Jose Cabada, the editor and publisher of the Peru News Review in the Los Angeles area, says the president of the Human Rights Commission of the Peruvian Congress came to California last year to talk to Peruvian sheepherders. "He was surprised how many sheepherders don't see their paychecks and don't have enough food," Cabada says, adding that he believes about 10 percent of the ranchers who hire Peruvian sheepherders abuse or exploit them in some way. "The best solution would be if they published a list of the ranchers who abuse the sheepherders," he says.

"These ranchers have a lot of power," Cabada continues. "They work with the INS and police. It's like the old Western movies. They own the sheriff and the whole town. It's like the Old West, the same thing."

The H-2A program is named after a section of the Immigration Reform Control Act of 1986. It was created after farmers and ranchers claimed there were jobs going unfilled because Americans didn't want them. The law mandates certain minimum standards that employers must meet when hiring foreign workers under the program. This was partly to defuse criticism that H-2A was simply a continuation of the notorious "bracero" program that brought millions of Mexican farmworkers into the country beginning in the 1940s. The braceros were often treated little better than slaves, and, like the H-2A employees, they were bound by contracts. The program ended after Edward R. Murrow's famous 1960 CBS documentary "Harvest of Shame" exposed the appalling conditions of farmworkers in Florida.

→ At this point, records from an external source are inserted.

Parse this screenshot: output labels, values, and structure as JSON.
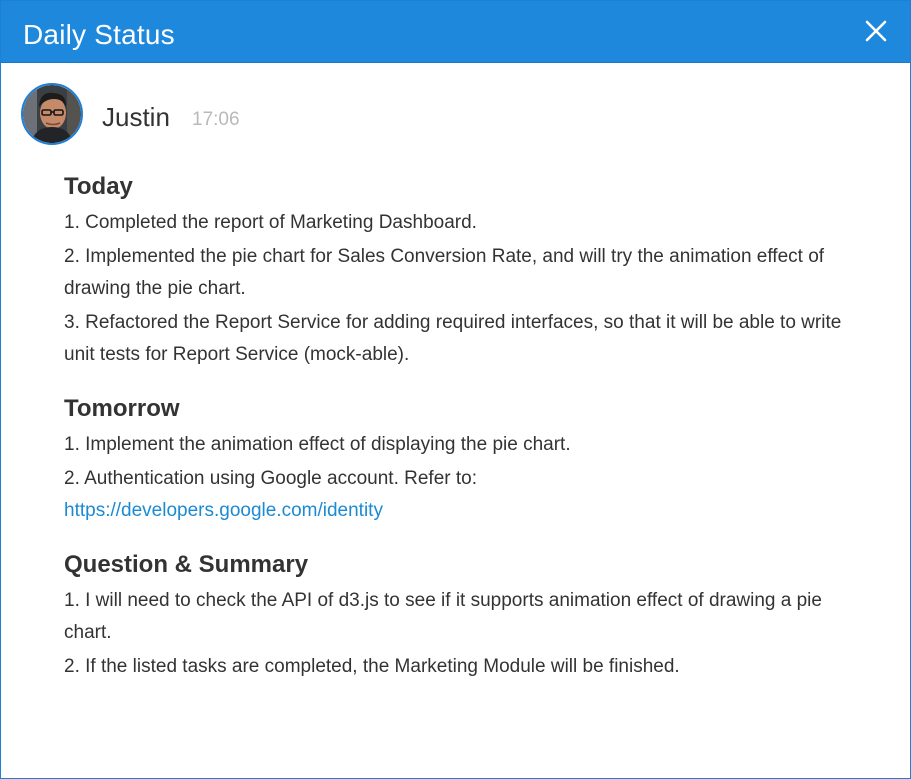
{
  "window": {
    "title": "Daily Status",
    "close_icon": "close-icon",
    "header_color": "#1E88DD"
  },
  "author": {
    "name": "Justin",
    "time": "17:06",
    "avatar_icon": "avatar"
  },
  "sections": [
    {
      "title": "Today",
      "items": [
        "1. Completed the report of Marketing Dashboard.",
        "2. Implemented the pie chart for Sales Conversion Rate, and will try the animation effect of drawing the pie chart.",
        "3. Refactored the Report Service for adding required interfaces, so that it will be able to write unit tests for Report Service (mock-able)."
      ]
    },
    {
      "title": "Tomorrow",
      "items": [
        "1. Implement the animation effect of displaying the pie chart.",
        "2. Authentication using Google account. Refer to:"
      ],
      "link": "https://developers.google.com/identity"
    },
    {
      "title": "Question & Summary",
      "items": [
        "1. I will need to check the API of d3.js to see if it supports animation effect of drawing a pie chart.",
        "2. If the listed tasks are completed, the Marketing Module will be finished."
      ]
    }
  ],
  "colors": {
    "accent": "#1E88DD",
    "link": "#1B8AD3",
    "timestamp": "#B9B9B9",
    "text": "#333333"
  }
}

Two government studies have noted the potential for abuse of H-2A employees and criticized federal agencies for failing to enforce legal protections for those workers. In 1997, the General Accounting Office concluded in a report that "H-2A guest workers may be less aware of U.S. laws and protections than domestic workers, and they are unlikely to complain about worker-protection violations fearing they will lose their jobs or will not be hired in the future."

The Labor Department's own watchdog, the Office of Inspector General, concluded in a separate 1997 report that the department had done a poor job of policing the program. It faulted the department for rarely fining employers who violated the law and noted that farmers and ranchers were almost never suspended from the program, even after a pattern of abuse had been established.